Now 59, Jackson has hosted his Music Satisfaction show on WHYR for almost four years. Previously, he had shows on KCLF 1500 AM in New Roads for two years and on KBRH 1260 AM in Baton Rouge for twelve years. Beyond his radio ventures, he and his twin brother Joel owned and operated a record store in Baton Rouge, the Music Treasure Chest, for twenty-five years before declining sales forced them to close in September 2014.
Growing up, Jackson explains, he always listened to the radio, as well as the records his father would bring home from the nightclub he ran. “I would play one record behind another,” he says, “Chuck Berry, ‘Broken Arrow;’ I still play it every now and then on the radio. James Brown, ‘Just You and Me, Darling;’ you don’t ever hear that anymore. Etta James, ‘Two Sides (To Every Story).’”
He and his brother even devised a way to make their own radio show. “Joel and I had little kid walkie-talkies,” he continues. “I would use a rubber band to hold the button down and put the walkie-talkie by the record player. Then my brother would take the other one and go down the street, with the volume turned up on it while I played records. I even had 45s with real radio spots, which I would use between records to make it sound like I was really on the radio.
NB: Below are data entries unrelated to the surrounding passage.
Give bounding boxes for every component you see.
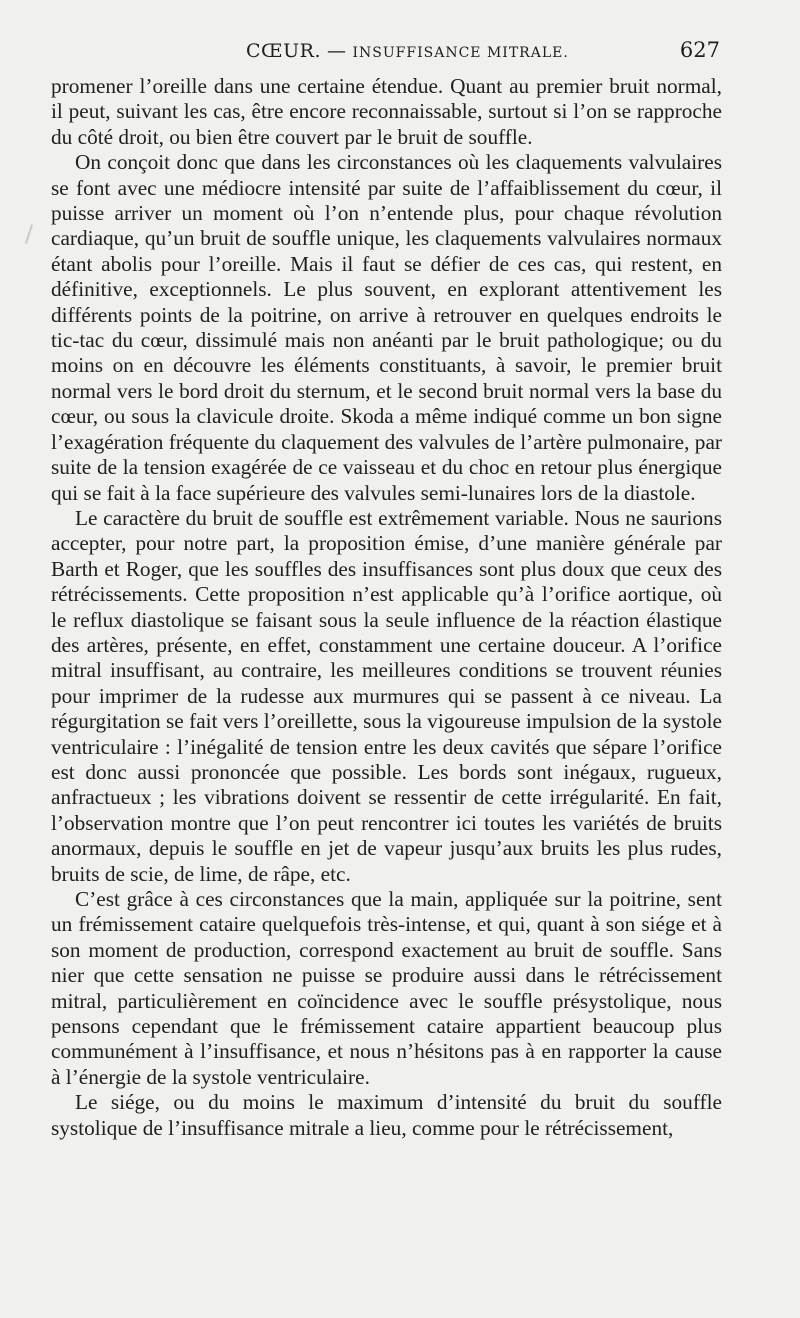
paragraph-5: Le siége, ou du moins le maximum d’intensité du bruit du souffle systolique de l’insuffisance mitrale a lieu, comme pour le rétrécissement, xyxy=(51,1090,722,1140)
paper-mark xyxy=(25,224,33,244)
running-head-subtitle: INSUFFISANCE MITRALE. xyxy=(352,45,569,61)
page-header xyxy=(50,40,720,70)
running-head-separator: — xyxy=(327,40,347,62)
running-head-title: CŒUR. xyxy=(246,40,322,62)
paragraph-4: C’est grâce à ces circonstances que la main, appliquée sur la poitrine, sent un frémissement cataire quelquefois très-intense, et qui, quant à son siége et à son moment de production, correspond exactement au bruit de souffle. Sans nier que cette sensation ne puisse se produire aussi dans le rétrécissement mitral, particulièrement en coïncidence avec le souffle présystolique, nous pensons cependant que le frémissement cataire appartient beaucoup plus communément à l’insuffisance, et nous n’hésitons pas à en rapporter la cause à l’énergie de la systole ventriculaire. xyxy=(51,887,722,1089)
paragraph-1: promener l’oreille dans une certaine étendue. Quant au premier bruit normal, il peut, suivant les cas, être encore reconnaissable, surtout si l’on se rapproche du côté droit, ou bien être couvert par le bruit de souffle. xyxy=(51,74,722,149)
paragraph-3: Le caractère du bruit de souffle est extrêmement variable. Nous ne saurions accepter, pour notre part, la proposition émise, d’une manière générale par Barth et Roger, que les souffles des insuffisances sont plus doux que ceux des rétrécissements. Cette proposition n’est applicable qu’à l’orifice aortique, où le reflux diastolique se faisant sous la seule influence de la réaction élastique des artères, présente, en effet, constamment une certaine douceur. A l’orifice mitral insuffisant, au contraire, les meilleures conditions se trouvent réunies pour imprimer de la rudesse aux murmures qui se passent à ce niveau. La régurgitation se fait vers l’oreillette, sous la vigoureuse impulsion de la systole ventriculaire : l’inégalité de tension entre les deux cavités que sépare l’orifice est donc aussi prononcée que possible. Les bords sont inégaux, rugueux, anfractueux ; les vibrations doivent se ressentir de cette irrégularité. En fait, l’observation montre que l’on peut rencontrer ici toutes les variétés de bruits anormaux, depuis le souffle en jet de vapeur jusqu’aux bruits les plus rudes, bruits de scie, de lime, de râpe, etc. xyxy=(51,505,722,886)
body-text xyxy=(51,74,722,1141)
running-head xyxy=(246,40,569,62)
paragraph-2: On conçoit donc que dans les circonstances où les claquements valvulaires se font avec une médiocre intensité par suite de l’affaiblissement du cœur, il puisse arriver un moment où l’on n’entende plus, pour chaque révolution cardiaque, qu’un bruit de souffle unique, les claquements valvulaires normaux étant abolis pour l’oreille. Mais il faut se défier de ces cas, qui restent, en définitive, exceptionnels. Le plus souvent, en explorant attentivement les différents points de la poitrine, on arrive à retrouver en quelques endroits le tic-tac du cœur, dissimulé mais non anéanti par le bruit pathologique; ou du moins on en découvre les éléments constituants, à savoir, le premier bruit normal vers le bord droit du sternum, et le second bruit normal vers la base du cœur, ou sous la clavicule droite. Skoda a même indiqué comme un bon signe l’exagération fréquente du claquement des valvules de l’artère pulmonaire, par suite de la tension exagérée de ce vaisseau et du choc en retour plus énergique qui se fait à la face supérieure des valvules semi-lunaires lors de la diastole. xyxy=(51,150,722,505)
page-number: 627 xyxy=(679,38,720,62)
I didn’t realize it, but I was testing the waters even then for being a DJ.”
Jackson compares the experience of hosting his show to listening to records at home with friends. “You’re enjoying it and knowing that other people are listening to what you’re doing, having fun along with you,” he says. “It makes you feel like you have an audience, sort of like sitting in a movie theatre, you enjoy the movie more if you know that other people are in there looking at it like you are, and it’s not just you by yourself.”
On this Saturday, as the song by the Uniques plays, Jackson leans back in his chair, clasping his hands on his chest. The song ends, and he springs forward, laughing. “I got so caught up in the song, I forgot to pick the next one. I felt like I was at home and you were there with me,” he tells his listeners. “I’m looking through 45s now,” he adds, before he settles on a worn seven-inch of an Al Wilson recording, “I’ve Got a Feeling,” the opening line of which continues, “we’ll be seeing each other again.” As Wilson sings, Noel Jackson smiles and listens.
Noel Jackson’s Music Satisfaction airs Saturdays from noon to 3 pm on 96.9 FM WHYR in Baton Rouge. You can also listen online at whyr.org.